His feet padded softly into the night, almost soundless on the springy grass of the path. Reiko closed her fan with a snap, after an instant studying the razor edges of the metal segments. It quivered in her grip. There were things that you must be
prepared
to do that still made your soul clench with a relief so strong that it was also pain . . . if you found you need not.
When she had command of herself again she studied the moonlight and the frosted arch of stars overhead until they washed through her being, then said at last:
“Araumi ya . . .”
The rough sea
“Sado ni yokotau . . .”
Stretching out towards Sado
“Amanogawa . . .”
The Milky Way
“I will bring you home, Father. You and all our people.”
• • •
Heuradys thought Sir Aleaume de Grimmond was handsome, especially when he laughed, which he didn’t do all that often. He was smart enough, well-educated in the things considered important among his class and nation, a first-rate fighter, and extremely conscientious. The last was the problem here, though it would probably make him a good baron someday.
And it may be an opportunity as well as a problem. I certainly hope so.
She’d invited him—and Órlaith, of course—and Droyn Jones de Molalla for a morning of hawking. Falconry was the all-purpose social lubricant, and one that even conventional females—which neither she nor her liege-lady were, of course—could share. They’d had a successful few hours, with half a dozen ring-necked pheasants and a wild turkey in the game basket.
Then they’d retired to the edge of the field for lunch in the shade of the hedge and row of Lombardy poplars that marked its limit; they were hunting one of the demesne fields of Montinore manor, currently planted in grass and clover for pasture rather than hay. Those attracted game birds, for feeding and nesting and as convenient refuges to stage quick trips to the grainfields.
The guards were having their own lunch a little way off, in relays so that there were always four on watch, and the falconer and his assistants and the grooms in another group yet, since they weren’t even the lowliest of Associates. She and Órlaith were both in a noblewomen’s riding garb, jacket and divided skirt—something very similar to what Reiko and her samurai wore, which all three of the young women had had a good laugh over.

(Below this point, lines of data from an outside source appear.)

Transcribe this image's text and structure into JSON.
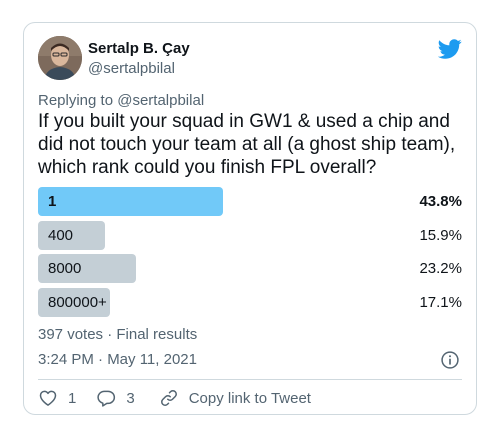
{
  "author": {
    "display_name": "Sertalp B. Çay",
    "handle": "@sertalpbilal"
  },
  "icons": {
    "brand": "twitter-bird-icon",
    "info": "info-icon",
    "like": "heart-icon",
    "reply": "reply-bubble-icon",
    "copy": "link-icon"
  },
  "colors": {
    "twitter_blue": "#1d9bf0",
    "winner_bar": "#71c9f8",
    "other_bar": "#c4cfd6",
    "secondary_text": "#536471"
  },
  "reply": {
    "prefix": "Replying to",
    "mention": "@sertalpbilal"
  },
  "tweet": {
    "text": "If you built your squad in GW1 & used a chip and did not touch your team at all (a ghost ship team), which rank could you finish FPL overall?"
  },
  "poll": {
    "options": [
      {
        "label": "1",
        "percent_text": "43.8%",
        "percent": 43.8,
        "winner": true
      },
      {
        "label": "400",
        "percent_text": "15.9%",
        "percent": 15.9,
        "winner": false
      },
      {
        "label": "8000",
        "percent_text": "23.2%",
        "percent": 23.2,
        "winner": false
      },
      {
        "label": "800000+",
        "percent_text": "17.1%",
        "percent": 17.1,
        "winner": false
      }
    ],
    "meta": "397 votes · Final results"
  },
  "timestamp": "3:24 PM · May 11, 2021",
  "actions": {
    "likes": "1",
    "replies": "3",
    "copy_label": "Copy link to Tweet"
  }
}
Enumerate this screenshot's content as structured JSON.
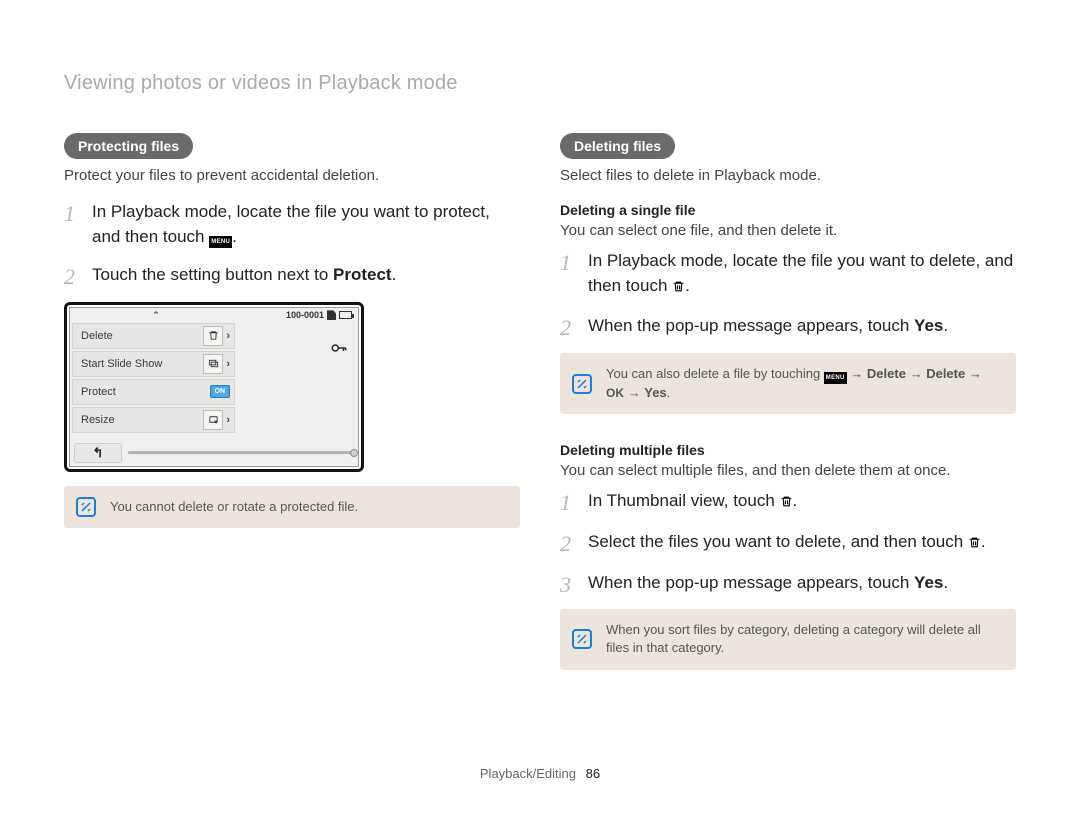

Reiko’s not bad company at all now that she’s relaxed a bit,
Heuradys thought.
Though the Gray-Eyed Lady knows she’s got reasons for that grimness. Still, she’s smart and well-read and she has a nice sense of humor if you like it extremely dry. She and Orrey are getting on very well.
Sir Aleaume had lost some of his haunted look, and if falconry didn’t relax a young Associate noble—Aleaume was the eldest here and he was still a young man—nothing would. Heuradys enjoyed it herself, even when done with an ulterior motive. It wasn’t exactly the most fun you could have with your clothes on; for that, she was divided between . . .
. . . well, music of course . . .
. . . steeplechasing and hunting tiger, with single-handing a small boat right up there, and dancing close thereafter, but it was definitely a pleasant way to spend some outdoor time in good weather. Not to mention controlling the bird and small game population and providing food.
They’d chatted about the differences between the sport here in the close-grown Willamette country and the open eastern ranges; the de Grimmond family’s barony of Tucannon was near the Blue Mountains, out in the County Palatine of Walla Walla. That was very similar to the Palouse just north of there where Barony Harfang was located, and House Ath had a hunting lodge in the Blue Mountains anyway—the Counts had given it to her adoptive mother after the Prophet’s War, as a thanks-gift for dealing with a Cutter assassination attempt.